George Eliot (1819-1880): de son vrai nom Mary Ann Evans, elle naît et grandit dans le Warwickshire, dans un milieu de classe moyenne traditionnelle et conservatrice, duquel son intelligence et ses aspirations intellectuelles la pousseront très tôt à s’émanciper. Elle acquiert par elle-même un savoir substantiel et varié dans les domaines de la philosophie et de la théologie qui lui donne accès aux cercles intellectuels les plus en vue. Elle traduit la vie de Jésus de Strauss en 1846 et l’essence du Christianisme de Feuerbach en 1854, écrit à partir de 1851 pour la Westminster Review où elle rencontre le journaliste et essayiste H.G. Lewes dont elle va alors partager la vie pendant plus de vingt-ans; ce choix d’union libre avec un  homme marié à l’ère victorienne, témoigne à lui seul du tempérament d’une femme forte de ses propres valeurs morales et intellectuelles.

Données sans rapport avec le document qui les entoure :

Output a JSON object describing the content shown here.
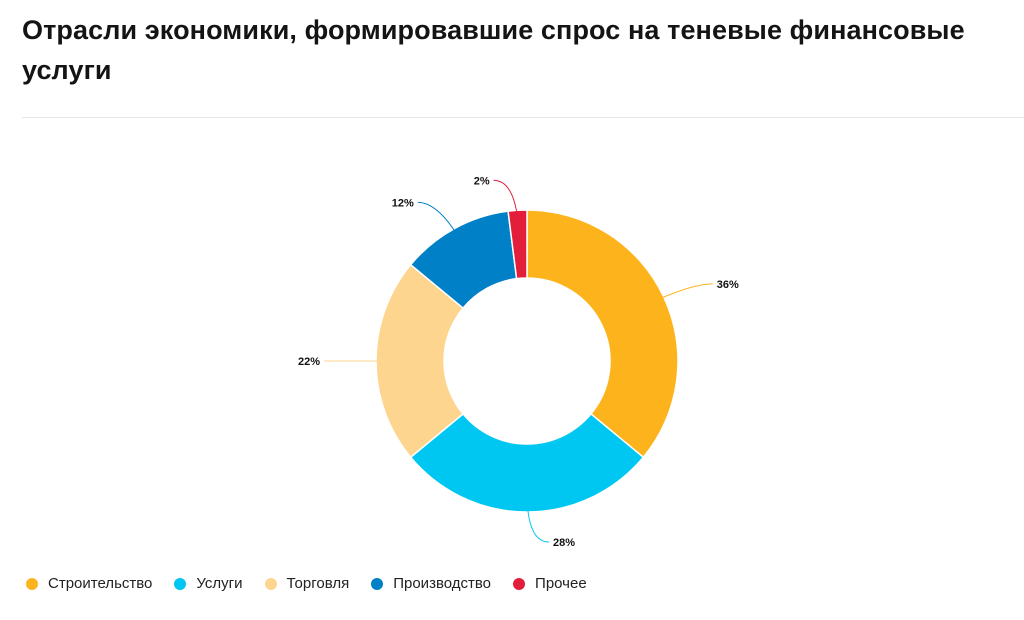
{
  "header": {
    "title": "Отрасли экономики, формировавшие спрос на теневые финансовые услуги"
  },
  "chart_data": {
    "type": "pie",
    "donut": true,
    "title": "Отрасли экономики, формировавшие спрос на теневые финансовые услуги",
    "categories": [
      "Строительство",
      "Услуги",
      "Торговля",
      "Производство",
      "Прочее"
    ],
    "values": [
      36,
      28,
      22,
      12,
      2
    ],
    "labels": [
      "36%",
      "28%",
      "22%",
      "12%",
      "2%"
    ],
    "colors": [
      "#FDB41C",
      "#00C7F1",
      "#FDD58E",
      "#0080C6",
      "#E31E3A"
    ],
    "unit": "%",
    "legend_position": "bottom-left"
  }
}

Lewes l’encourage à écrire des romans qui vont lui ouvrir les portes du succès. A la mort de Lewes en 1878, elle est une figure prééminente du monde de la littérature et de la pensée; elle épouse en 1880 un homme plus jeune qu’elle, et meurt la même année.

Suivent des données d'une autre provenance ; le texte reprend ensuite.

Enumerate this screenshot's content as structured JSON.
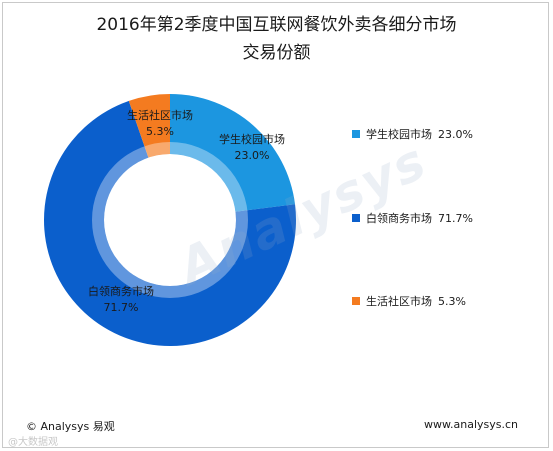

Œuvres essentielles: Le Moulin sur la Floss, Adam Bede, Silas Marner, Romola, Felix Holt le radical, Middlemarch étude de la vie de province, Daniel Deronda.
Source: Guide de la littérature britannique des origines à nos jours, sous la direction de Jean Pouvelle et Jean-Pierre Demarche, Ellipses, (page 195)

Je suis ravie d’être allée au bout de cette lecture exigeante car je serais indéniablement passée à côté de beaucoup de choses si je n’avais pas tenu bon; je ne peux que vous inviter à vous immerger dans Middlemarch en vous conseillant cependant d’avoir du temps devant vous (3 mois pour moi) et une réelle motivation; il faut l’apprécier et le digérer, mais quel délice!

Un grand merci à Adalana qui m’a entraînée dans cette LC (LCD, Lecture Commune Décalée pour moi); je l’inscris dans le challenge victorien 2013 d’Arieste, et celui de Jacques à dit « nom de ville » de Métaphore.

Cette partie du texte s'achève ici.